Although holding through clinical results can be risky, if ELAD produces positive data for its indications, then Vital could see a 100% gain. That said, the company expects top line data from its Phase III VTI-208 study in early 2015, and as we approach that time period, the company's value should increase substantially.
Risks To Consider:
- Early clinical data with ELAD has been encouraging, but with only ~145 patients treated thus far (not including ongoing clinical trials) and no statistical significance in Phase II studies, there is a risk that ELAD does not attain its targeted ~20% survival benefit at 90 days in Phase III trials. Failure to do so could necessitate another trial or significantly reduce the likelihood of ELAD approval, which would result in meaningful downside.
- While strict inclusion/exclusion criteria will help the company to ensure the correct patients are entering its pivotal U.S. Phase III trial, this could also delay enrollment, and hence, ultimate approval and launch timing.

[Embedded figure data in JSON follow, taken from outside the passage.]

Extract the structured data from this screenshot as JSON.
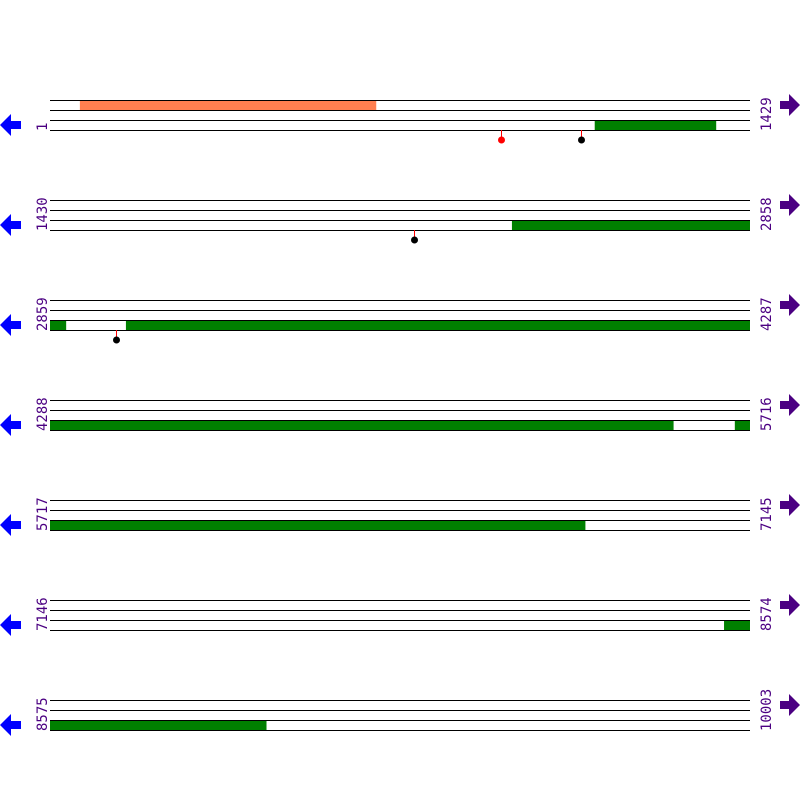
{
  "colors": {
    "line": "#000000",
    "feature_green": "#008000",
    "feature_orange": "#ff7f50",
    "label": "#4b0082",
    "left_arrow": "#0000ff",
    "right_arrow": "#4b0082",
    "marker_red": "#ff0000",
    "marker_black": "#000000",
    "stem": "#ff0000"
  },
  "icons": {
    "left": "arrow-left-icon",
    "right": "arrow-right-icon"
  },
  "rows": [
    {
      "start": "1",
      "end": "1429",
      "s": 1,
      "e": 1429,
      "features": [
        {
          "lane": 0,
          "from": 62,
          "to": 666,
          "color": "feature_orange"
        },
        {
          "lane": 2,
          "from": 1113,
          "to": 1360,
          "color": "feature_green"
        }
      ],
      "markers": [
        {
          "pos": 921,
          "color": "marker_red"
        },
        {
          "pos": 1085,
          "color": "marker_black"
        }
      ]
    },
    {
      "start": "1430",
      "end": "2858",
      "s": 1430,
      "e": 2858,
      "features": [
        {
          "lane": 2,
          "from": 2373,
          "to": 2858,
          "color": "feature_green"
        }
      ],
      "markers": [
        {
          "pos": 2173,
          "color": "marker_black"
        }
      ]
    },
    {
      "start": "2859",
      "end": "4287",
      "s": 2859,
      "e": 4287,
      "features": [
        {
          "lane": 2,
          "from": 2859,
          "to": 2891,
          "color": "feature_green"
        },
        {
          "lane": 2,
          "from": 3014,
          "to": 4287,
          "color": "feature_green"
        }
      ],
      "markers": [
        {
          "pos": 2994,
          "color": "marker_black"
        }
      ]
    },
    {
      "start": "4288",
      "end": "5716",
      "s": 4288,
      "e": 5716,
      "features": [
        {
          "lane": 2,
          "from": 4288,
          "to": 5560,
          "color": "feature_green"
        },
        {
          "lane": 2,
          "from": 5686,
          "to": 5716,
          "color": "feature_green"
        }
      ],
      "markers": []
    },
    {
      "start": "5717",
      "end": "7145",
      "s": 5717,
      "e": 7145,
      "features": [
        {
          "lane": 2,
          "from": 5717,
          "to": 6809,
          "color": "feature_green"
        }
      ],
      "markers": []
    },
    {
      "start": "7146",
      "end": "8574",
      "s": 7146,
      "e": 8574,
      "features": [
        {
          "lane": 2,
          "from": 8522,
          "to": 8574,
          "color": "feature_green"
        }
      ],
      "markers": []
    },
    {
      "start": "8575",
      "end": "10003",
      "s": 8575,
      "e": 10003,
      "features": [
        {
          "lane": 2,
          "from": 8575,
          "to": 9016,
          "color": "feature_green"
        }
      ],
      "markers": []
    }
  ]
}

- On October 14th, the 180-day lockup period following the April 16 IPO of Vital will come to an end. There are 16.7M shares that will be eligible for sale after this expiration date.
Vital Therapies had ~$38M cash on hand as of December 31, 2013, not including cash raised through the IPO on April 17, 2014, ~$50M. As a development-stage biotechnology company, Vital is currently cash flow-negative. The company is expected to raise capital in 2015, which will probably be sufficient to fund the company's remaining trial and commercial activities until it turns cash flow-positive.
Vital shares are expected to gap higher, based on potential positive Phase III data in H1/15 for AILD. Previous positive Phase IIb data in a subset of AILD patients, combined with tighter enrollment criteria in Phase III and high statistical powering should give higher confidence of success. No treatment exists today that extends life for liver failure patients other than a transplant, creating an attractive opportunity for Vital.